Riversarsi nelle biblioteche locali non sempre è possibile. Lo dimostra la pagina “Riapriamo la biblioteca” che da mesi si sta facendo portavoce della richiesta di consentire l’accesso alla biblioteca provinciale di Salerno per le attività di studio prevedendo contestualmente l’ampliamento degli orari di apertura. Una protesta che ha avuto inizio a novembre quando su uno striscione si leggeva “Untori per la movida. Invisibili per lo studio”. Un chiaro messaggio a quello che era divenuto il dibattito pubblico attorno ai giovani durante l’estate 2020: si parlava di discoteche aperte e non si dedicava neanche un trafiletto alle università mai uscite dal primo lockdown (e ora sappiamo: mai uscite dal lockdown), la cui discussione sulle linee guida per una pseudo-riapertura ebbe luogo solo su Twitter. “Le discoteche aperte e le università chiuse” era lo slogan su cui talvolta si è appoggiata la classe studentesca, un modo per esprimere il malessere frutto della consapevolezza che in seguito al primo lockdown si è data l’opportunità di svolgere qualsiasi attività e andare in qualsiasi luogo eccetto l’università. Eccetto investire nei trasporti e nei luoghi di studio per ritornare almeno ad una semi-normalità per quello che riguarda uno degli aspetti fondamentali della vita accademica.
Nel corso degli anni la classe studentesca universitaria dell’ateneo salernitano si è specializzata in quella che comunemente si chiama “l’arte dell’arrangiarsi”. Quando i posti in aula non sono abbastanza, si fa uso dei davanzali o delle pseudo-panchine attorno ai banchi oppure, se proprio non c’è altro, del pavimento. Con i pullman si fa ciò che si può: ci si sta addosso l’un l’altro, si cerca di coprirsi dalla gocciolina d’acqua che cade in testa, si cerca di rinforzare i muscoli delle braccia per potersi aggrappare meglio alle pensiline. Si impara a correre, nel vero senso fisico del termine: anche se non ci sono dati scientifici a sostegno, sappiamo che piazza del rettorato e mensa sono percorribili in meno di tre minuti quando la lezione sta per iniziare o il pullman per partire. Ci si arrangia anche se malauguratamente il cellulare si scarica, se ci si taglia distrattamente. Mancano tante cose dentro i campus ma la classe studentesca se lo è sempre fatto bastare. È che la voglia di studiare, di costruire attivamente il proprio presente e futuro ha avuto un posto più alto nella classifica delle priorità.

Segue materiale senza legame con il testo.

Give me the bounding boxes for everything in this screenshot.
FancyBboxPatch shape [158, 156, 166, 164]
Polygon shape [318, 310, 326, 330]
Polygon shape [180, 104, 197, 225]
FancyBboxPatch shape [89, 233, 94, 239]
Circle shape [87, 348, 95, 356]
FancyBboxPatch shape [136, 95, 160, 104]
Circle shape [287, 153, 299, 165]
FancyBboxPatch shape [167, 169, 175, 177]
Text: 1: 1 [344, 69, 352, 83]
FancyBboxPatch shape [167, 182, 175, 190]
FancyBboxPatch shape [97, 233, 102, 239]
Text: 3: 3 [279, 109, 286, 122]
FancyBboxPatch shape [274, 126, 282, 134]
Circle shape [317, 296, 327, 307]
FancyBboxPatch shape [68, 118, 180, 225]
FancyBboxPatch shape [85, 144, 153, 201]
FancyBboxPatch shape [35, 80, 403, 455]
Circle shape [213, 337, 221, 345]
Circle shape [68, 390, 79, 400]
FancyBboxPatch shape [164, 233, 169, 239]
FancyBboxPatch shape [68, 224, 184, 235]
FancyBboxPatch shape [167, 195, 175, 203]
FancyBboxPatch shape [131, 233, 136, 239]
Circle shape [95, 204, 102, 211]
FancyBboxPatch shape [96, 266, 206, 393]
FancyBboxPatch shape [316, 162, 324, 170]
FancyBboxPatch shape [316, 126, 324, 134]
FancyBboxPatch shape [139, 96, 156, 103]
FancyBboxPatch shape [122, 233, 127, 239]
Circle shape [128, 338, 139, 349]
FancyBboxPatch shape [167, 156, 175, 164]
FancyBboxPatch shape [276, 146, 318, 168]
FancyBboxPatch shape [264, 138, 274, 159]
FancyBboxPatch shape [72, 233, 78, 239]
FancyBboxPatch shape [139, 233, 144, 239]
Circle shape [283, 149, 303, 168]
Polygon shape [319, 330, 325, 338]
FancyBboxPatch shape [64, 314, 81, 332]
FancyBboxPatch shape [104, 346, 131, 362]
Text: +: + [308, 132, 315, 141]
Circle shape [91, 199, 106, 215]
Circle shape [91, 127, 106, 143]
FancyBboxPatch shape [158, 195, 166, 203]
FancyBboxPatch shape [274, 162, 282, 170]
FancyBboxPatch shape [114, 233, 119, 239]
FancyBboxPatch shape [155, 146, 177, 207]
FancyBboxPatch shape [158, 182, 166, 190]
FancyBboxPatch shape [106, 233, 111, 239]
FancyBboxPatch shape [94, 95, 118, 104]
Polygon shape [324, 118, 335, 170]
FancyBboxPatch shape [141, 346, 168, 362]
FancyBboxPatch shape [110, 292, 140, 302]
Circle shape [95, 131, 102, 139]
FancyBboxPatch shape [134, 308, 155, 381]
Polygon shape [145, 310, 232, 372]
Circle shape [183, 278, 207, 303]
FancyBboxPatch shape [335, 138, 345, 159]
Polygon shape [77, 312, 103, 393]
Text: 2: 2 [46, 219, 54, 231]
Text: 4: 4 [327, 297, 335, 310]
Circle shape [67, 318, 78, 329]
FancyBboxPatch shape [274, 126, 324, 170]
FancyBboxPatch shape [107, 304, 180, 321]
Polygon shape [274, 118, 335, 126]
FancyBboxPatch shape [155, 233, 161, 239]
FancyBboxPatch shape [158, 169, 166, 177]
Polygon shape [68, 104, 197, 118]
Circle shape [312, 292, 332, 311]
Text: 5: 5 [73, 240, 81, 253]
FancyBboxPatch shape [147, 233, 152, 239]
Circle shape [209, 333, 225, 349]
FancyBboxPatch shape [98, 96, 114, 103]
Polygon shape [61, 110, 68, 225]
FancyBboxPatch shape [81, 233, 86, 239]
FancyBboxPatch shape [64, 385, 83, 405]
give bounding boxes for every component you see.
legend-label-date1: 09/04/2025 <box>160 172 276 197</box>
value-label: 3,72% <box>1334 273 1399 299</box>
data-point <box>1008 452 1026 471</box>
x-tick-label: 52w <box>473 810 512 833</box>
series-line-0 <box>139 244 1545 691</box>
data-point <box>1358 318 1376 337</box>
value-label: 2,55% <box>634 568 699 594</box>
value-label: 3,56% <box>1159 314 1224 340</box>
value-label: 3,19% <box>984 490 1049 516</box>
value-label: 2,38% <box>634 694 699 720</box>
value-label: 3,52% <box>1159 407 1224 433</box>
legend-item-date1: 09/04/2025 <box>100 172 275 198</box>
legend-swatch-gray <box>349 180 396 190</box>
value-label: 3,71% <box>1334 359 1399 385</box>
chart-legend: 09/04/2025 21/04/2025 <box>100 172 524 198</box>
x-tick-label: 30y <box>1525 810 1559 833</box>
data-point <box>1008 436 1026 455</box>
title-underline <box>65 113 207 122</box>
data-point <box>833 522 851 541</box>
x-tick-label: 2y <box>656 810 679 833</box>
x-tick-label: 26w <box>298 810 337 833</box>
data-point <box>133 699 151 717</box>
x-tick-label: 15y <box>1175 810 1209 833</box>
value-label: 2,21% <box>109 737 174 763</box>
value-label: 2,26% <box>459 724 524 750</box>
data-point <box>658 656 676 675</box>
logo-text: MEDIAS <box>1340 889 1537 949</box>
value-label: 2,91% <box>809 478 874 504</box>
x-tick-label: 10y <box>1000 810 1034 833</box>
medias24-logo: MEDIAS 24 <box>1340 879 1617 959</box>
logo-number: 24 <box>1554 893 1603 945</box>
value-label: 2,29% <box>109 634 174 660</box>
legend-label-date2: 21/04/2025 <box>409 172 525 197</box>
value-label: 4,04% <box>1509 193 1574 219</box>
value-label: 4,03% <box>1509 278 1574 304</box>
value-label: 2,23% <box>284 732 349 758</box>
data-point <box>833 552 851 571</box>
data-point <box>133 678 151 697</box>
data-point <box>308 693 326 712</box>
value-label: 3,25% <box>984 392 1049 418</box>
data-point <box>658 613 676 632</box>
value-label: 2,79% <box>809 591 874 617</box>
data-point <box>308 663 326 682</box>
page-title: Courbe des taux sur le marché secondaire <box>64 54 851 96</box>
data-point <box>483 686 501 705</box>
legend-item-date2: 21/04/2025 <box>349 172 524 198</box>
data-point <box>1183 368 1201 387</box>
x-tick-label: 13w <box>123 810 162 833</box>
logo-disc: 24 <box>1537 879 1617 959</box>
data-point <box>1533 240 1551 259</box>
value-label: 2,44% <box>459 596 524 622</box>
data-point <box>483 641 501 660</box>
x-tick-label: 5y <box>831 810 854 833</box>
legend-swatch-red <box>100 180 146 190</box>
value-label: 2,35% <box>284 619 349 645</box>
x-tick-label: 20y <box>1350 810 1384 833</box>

Ecco perché chi amava studiare in biblioteca si svegliava (sebbene non volentieri) due ore prima per poter essere lì davanti nel momento dell’apertura delle porte. Ecco perché si sopportava il vicino/la vicina chiacchierone/a, il wifi che non sempre prendeva bene e il caffè annacquato dei distributori. Si poteva sopportare questo e altro solo per poter dire le tre paroline “vado a studiare”. Moto a luogo. Mi muovo per andare lì, dove studio, dove non posso utilizzare il cellulare.
Manca tutto questo. La possibilità di non rispondere al telefono, poter usare quell’espressione di movimento (“vado a studiare” che ci rendeva di nuovo soggetti autori dell’azione), poter vivere un luogo dove le ore che passano vengono utilizzate per nutrire il proprio sé. Uno spazio da vivere intensamente sentendosi tutto il giorno e tutti i giorni appartenente ad una comunità studentesca.
Ora che il cellulare è sempre accanto a noi, utilizzato come forma di evasione della nostra routine in pantofole, che le tre paroline “vado a studiare” si sono trasformate in “provo a studiare”, che non c’è la possibilità di essere certi che domani 8 ore di studio non ce le toglie nessuno, che se chiudiamo la porta e non ci distraiamo con la mente non verremo distratti, tutto è un po’ più sbiadito.
Nei vari tentativi di farci forza, non ci resta altro che la nostalgia di quel luogo. Uno spazio tutto nostro dove, almeno per una volta, avevamo il potere di mettere una linea di confine tra noi che studiamo e tutto ciò che crea interferenza.